Enfin, l'historien s'intéresse à la période 1877-1878 marquant le retour des républicains à la Chambre et confirmant l'impact du changement de majorité sur les mutations des commissaires de police. Elles se révèlent encore plus importantes que pour la période précédente et même si on ne constate que deux révocations, 60% des policiers sont soumis à des changements de carrière. Ceux-ci s'imposent en réaction aux décisions du gouvernement de l'ordre moral : « les commissaires révoqués ou relevés de leurs fonctions par le gouvernement d'Albert de Broglie sont ensuite réintégrés dès les premiers mois de 1878, en répercussion à la formation d'une Chambre à majorité républicaine et d'un gouvernement de centre-gauche à partir de la mi-décembre 187722». Cependant, les commissaires réinstallés par la majorité républicaine ne sont pas nécessairement des agents nommés durant les années 1870. En effet, Joseph Berton, commissaire en poste sous le second Empire est révoqué en 1870 avant d'être réintégré un an plus tard. Il subit une nouvelle révocation peu de temps avant les élections législatives de 1877 avant de profiter d'une mutation favorable en février 187823.

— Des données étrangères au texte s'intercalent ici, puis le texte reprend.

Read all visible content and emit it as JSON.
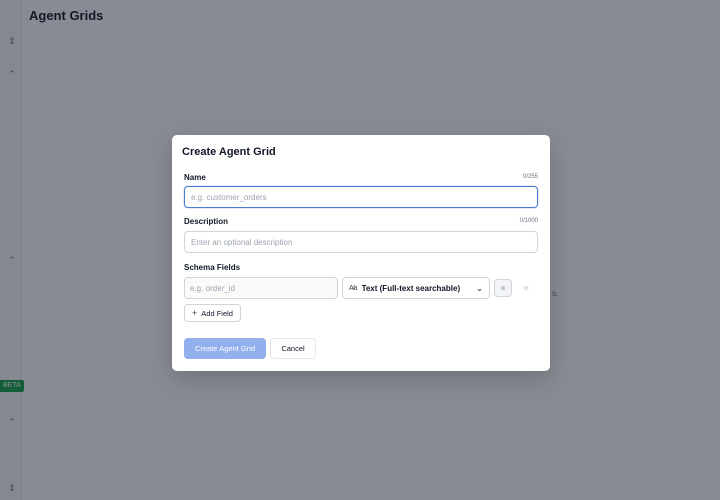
{
  "page": {
    "title": "Agent Grids",
    "sidebar_badge": "BETA",
    "background_fragment": "s."
  },
  "modal": {
    "title": "Create Agent Grid",
    "name": {
      "label": "Name",
      "counter": "0/255",
      "placeholder": "e.g. customer_orders",
      "value": ""
    },
    "description": {
      "label": "Description",
      "counter": "0/1000",
      "placeholder": "Enter an optional description",
      "value": ""
    },
    "schema": {
      "label": "Schema Fields",
      "fields": [
        {
          "name_placeholder": "e.g. order_id",
          "type_label": "Text (Full-text searchable)",
          "type_icon": "text-type-icon"
        }
      ],
      "add_field_label": "Add Field"
    },
    "buttons": {
      "create_label": "Create Agent Grid",
      "cancel_label": "Cancel"
    }
  },
  "colors": {
    "overlay": "#111827",
    "primary_button": "#93b0ee",
    "focus_border": "#4a7bd0",
    "badge": "#16a34a"
  }
}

Ainsi, que ce soit après la chute du Second Empire ou pendant la mise en place du régime républicain durant les années 1870, on ne peut pas parler d'épuration massive de la police bonapartiste. Il y a très peu de révocations définitives, et le fait d'avoir servi sous

20 Ibid., p.121.

21 Ibid., p.121.

22 Ibid., p.126.

23 Ibid., p.124-125.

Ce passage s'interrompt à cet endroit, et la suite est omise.